Beetje bloederig
Door: Erik & Marilien
Blijf op de hoogte en volg Marilien
10 Oktober 2017 | Canada, Telegraph Cove
De eerste man die we aan het werk zijn stelt zich zelf voor als ‘today’s executor’, hij heeft een houten stok waarmee hij een zeer rake klap uitdeelt in de, zeg maar, nek van de zalm. Een klap en de vis is dood. Dan knoopt hij een touwje om de staart en komt een collega de vis ophalen. In een overdekte ruimte zijn meerdere mensen aan het werk, het gaat er allemaal heel rustig en netjes aan toe. Het klinkt misschien een beetje gek maar het lijkt heel respectvol. De man die heen en weer loopt hangt de vissen aan het touwtje op aan een zogeheten ‘bleeding’ rek. Hier loopt het bloed eruit. Als ze daar even hebben gehangen komt er een ander en die haalt één zalm op en hangt die aan een haak boven een kom. De buik gaat open en de eitjes worden ‘geoogst’. Vervolgens worden ze schoongespoeld en daarna bevrucht (met sperma van mannetjes zalmen uit het zelfde gebied en van het zelfde soort om het ras zuiver te houden). En die eitjes kweken ze op tot ze groot genoeg zijn om weer uit te zetten. De zalmen zijn ongeveer twee jaar oud als ze hier aan hun eind komen. Als ze in de natuur hun eitjes hadden afgezet dan zouden ze daarna ook dood zijn gegaan. Het resultaat is dus hetzelfde, de weg ernaar toe is anders. Alle dode zalmen worden teruggebracht naar de rivier waar ze zijn gevangen. Dat is dan weer voer voor andere dieren. We mogen net zo lang rondkijken als we willen en vragen worden uitgebreid beantwoord. Het is niet zozeer leuk om te zien maar wel heel interessant.
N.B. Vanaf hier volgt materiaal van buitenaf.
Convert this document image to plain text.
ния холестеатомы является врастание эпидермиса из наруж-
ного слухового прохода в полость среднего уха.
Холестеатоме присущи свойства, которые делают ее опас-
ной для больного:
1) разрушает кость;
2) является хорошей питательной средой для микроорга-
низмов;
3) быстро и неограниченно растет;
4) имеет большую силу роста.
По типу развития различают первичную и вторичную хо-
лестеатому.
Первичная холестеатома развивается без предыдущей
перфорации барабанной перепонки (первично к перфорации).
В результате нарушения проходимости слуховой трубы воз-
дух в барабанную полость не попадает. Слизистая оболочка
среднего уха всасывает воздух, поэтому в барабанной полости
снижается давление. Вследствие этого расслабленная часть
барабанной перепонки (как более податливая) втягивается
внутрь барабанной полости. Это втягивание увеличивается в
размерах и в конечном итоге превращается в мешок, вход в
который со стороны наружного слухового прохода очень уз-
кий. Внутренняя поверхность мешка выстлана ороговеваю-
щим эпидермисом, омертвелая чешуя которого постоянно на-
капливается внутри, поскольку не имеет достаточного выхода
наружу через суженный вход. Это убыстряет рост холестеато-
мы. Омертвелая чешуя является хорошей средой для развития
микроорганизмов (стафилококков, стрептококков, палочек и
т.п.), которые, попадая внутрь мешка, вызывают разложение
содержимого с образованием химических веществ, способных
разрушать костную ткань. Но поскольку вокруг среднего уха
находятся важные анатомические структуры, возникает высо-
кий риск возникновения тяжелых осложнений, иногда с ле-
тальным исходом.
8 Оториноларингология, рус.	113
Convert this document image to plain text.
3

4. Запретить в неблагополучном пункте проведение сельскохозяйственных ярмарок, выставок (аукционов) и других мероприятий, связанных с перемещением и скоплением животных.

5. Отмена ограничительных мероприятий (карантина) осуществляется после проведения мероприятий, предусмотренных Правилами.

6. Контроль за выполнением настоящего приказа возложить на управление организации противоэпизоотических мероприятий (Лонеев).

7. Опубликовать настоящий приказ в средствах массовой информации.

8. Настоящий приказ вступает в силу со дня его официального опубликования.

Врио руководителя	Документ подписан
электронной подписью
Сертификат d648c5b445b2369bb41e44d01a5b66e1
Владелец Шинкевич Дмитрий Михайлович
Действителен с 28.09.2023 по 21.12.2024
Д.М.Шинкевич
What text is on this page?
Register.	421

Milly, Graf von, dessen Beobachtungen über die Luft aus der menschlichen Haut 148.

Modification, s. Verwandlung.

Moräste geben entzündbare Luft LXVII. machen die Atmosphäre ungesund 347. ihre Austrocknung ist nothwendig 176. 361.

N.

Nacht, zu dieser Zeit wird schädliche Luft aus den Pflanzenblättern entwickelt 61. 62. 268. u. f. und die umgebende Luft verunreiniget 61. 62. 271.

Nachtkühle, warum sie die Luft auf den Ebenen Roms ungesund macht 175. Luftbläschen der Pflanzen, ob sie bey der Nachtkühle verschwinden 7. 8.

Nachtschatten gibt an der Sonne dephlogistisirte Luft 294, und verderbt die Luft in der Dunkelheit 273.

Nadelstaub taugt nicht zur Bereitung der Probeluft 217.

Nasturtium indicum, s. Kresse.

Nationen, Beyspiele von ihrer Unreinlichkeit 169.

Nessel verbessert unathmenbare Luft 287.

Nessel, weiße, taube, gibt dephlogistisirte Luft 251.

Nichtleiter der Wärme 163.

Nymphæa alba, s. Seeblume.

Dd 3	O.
Goed volgende alinea, maar nog wel even bij één van de medewerkers. Die vraagt waar we naar toe gaan en wat tot nu toe het hoogtepunt is van onze reis. Als ik zeg dat we een beer hebben gezien die probeerde een zalm te vangen, vraagt hij of dat is wat we graag nog eens zouden zien. Hij weet wel een plek en vervolgens legt hij uit hoe we naar het vliegveld moeten rijden (bij Port Hardy) en dan een zandpad moeten nemen, langs een hek moeten rijden zover als we kunnen en dan nog een stuk lopen en dan komen we bij een rivier waar waarschijnlijk wel beren zitten te vangen. Klinkt goed en we bedanken voor de tip.
Eerst gaan we verder richting Coal Harbour, we verwachten eigenlijk net zo’n uitgestorven dorp als gisteren Port Alice. Dat is het niet, hier zijn mensen op de been. Niet heel veel maar de postbode zwaait vriendelijk en bij de haven zijn mensen bezig op een boot. Het is fris maar de zon komt door en daarom parkeren we de camper en gaan we een stukje lopen. Er liggen hier twee caches die we wel zouden willen vinden. De eerste is een soort bunker waar we in moeten en dan bij de achteruitgang zou de container verstopt moeten zijn. Die vinden we helaas niet maar we leren er wel van dat hier Canadese troepen in de tweede Wereldoorlog gelegerd zijn geweest ter voorbereiding op hun bijdrage in Europa en andere landen. De bunker is een soort grote rioolbuis met banken aan weerszijden. Wij vinden het al krap en dan moet je je voorstellen dat die buis vol moet zitten met mensen. Vreselijk.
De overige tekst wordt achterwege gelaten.